2. The method as recited in claim 1, wherein said fixed duration channels are voice channels.

3. The method as recited in claim 1 , wherein said first portion is of a known duration.

4. The method as recited in claim 1, wherein said first portion is of a variable duration.

5. The method as recited in claim 3 wherein said first portion known duration is an integral number of said fixed duration channels.

6. The method as recited in claim 4 wherein said variable duration depends on a number of said audio data requests.

7. A hybrid transmission frame for a TDM communication system having a known duration comprising: a first section having a known number of fixed duration channels; and a second section occupying said remaining portion of said frame known duration.

8. The frame as recited in claim 7, wherein said fixed duration channels are voice channels.

9. The frame as recited in claim 7, wherein said first section known number of fixed duration channels is predetermined..

10. The frame as recited in claim 7, wherein said first section known number of fixed duration channels is variable.

1 1. The frame as recited in claim 10, wherein said variable number depends on a number of data requests.

12. The frame as recited in claim 1 1, wherein said data requests are selected from the group comprising: audio data, constant bit rate data.

13. The frame as recited in claim 1 wherein said known duration is selected from the group comprising a range between 2 and 10 milliseconds.

14. The frame as recited in claim 7 wherein said known duration is selected from the group comprising a range between 2 and 10 milliseconds.

15. In a wireless TDMA communication system, a system for generating a hybrid transmission frame having a known duration for concurrent audio and data transmission, said system comprising: a processor in communication with a memory operable to execute code for: receiving data requests representative of said audio when said audio data requests are available; receiving data requests representative of and data transmission when said data transmission requests are available; prioritizing said received data requests, wherein said audio data request are assigned a high priority; allocating each of said audio data requests to a fixed duration channel within a first portion of said frame; and allocating said data transmission requests to a remaining portion of said frame.

16. The system as recited in claim 15, wherein said fixed duration channels are voice channels.

17. The system as recited in claim 15, wherein said first portion is of a known duration.

18. The system as recited in claim 15, wherein said first portion is of a variable duration.

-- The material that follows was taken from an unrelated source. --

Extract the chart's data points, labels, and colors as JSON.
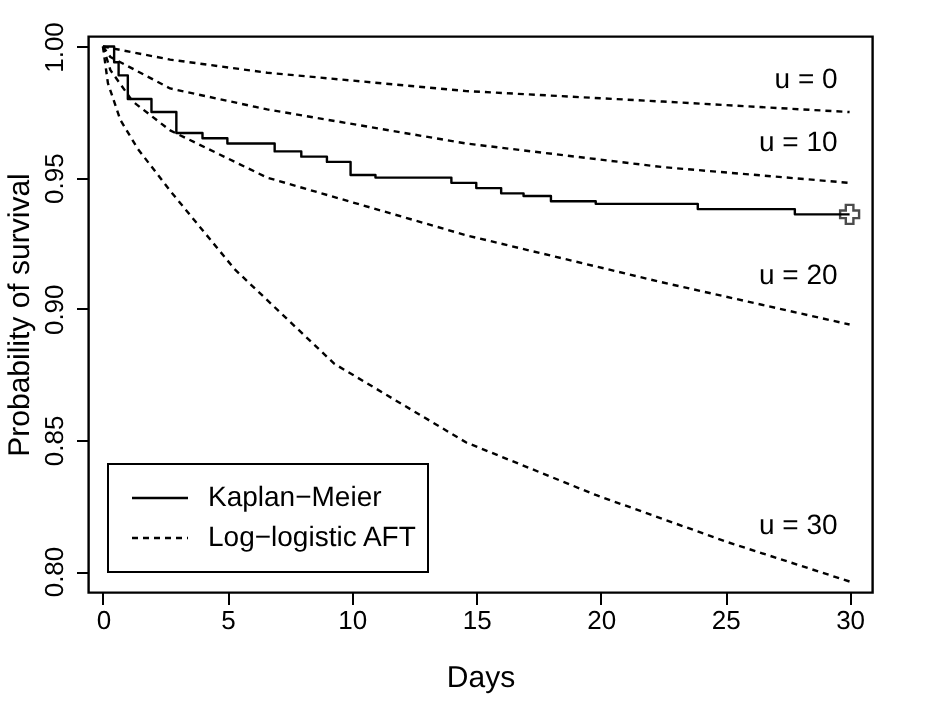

19. The system as recited in claim 17, wherein said first portion known duration is an integral number of said fixed duration channels.

20. The system as recited in claim 18 wherein said variable duration depends on a number of said audio data requests.

21. The system as recited in claim 15 wherein said audio data requests are representative of data selected from the group comprising: voice data, constant bit rate data.

22. The method as recited in claim 1 , wherein said audio data requests are representative of data selected from the group comprising: voice data, constant bit rate data.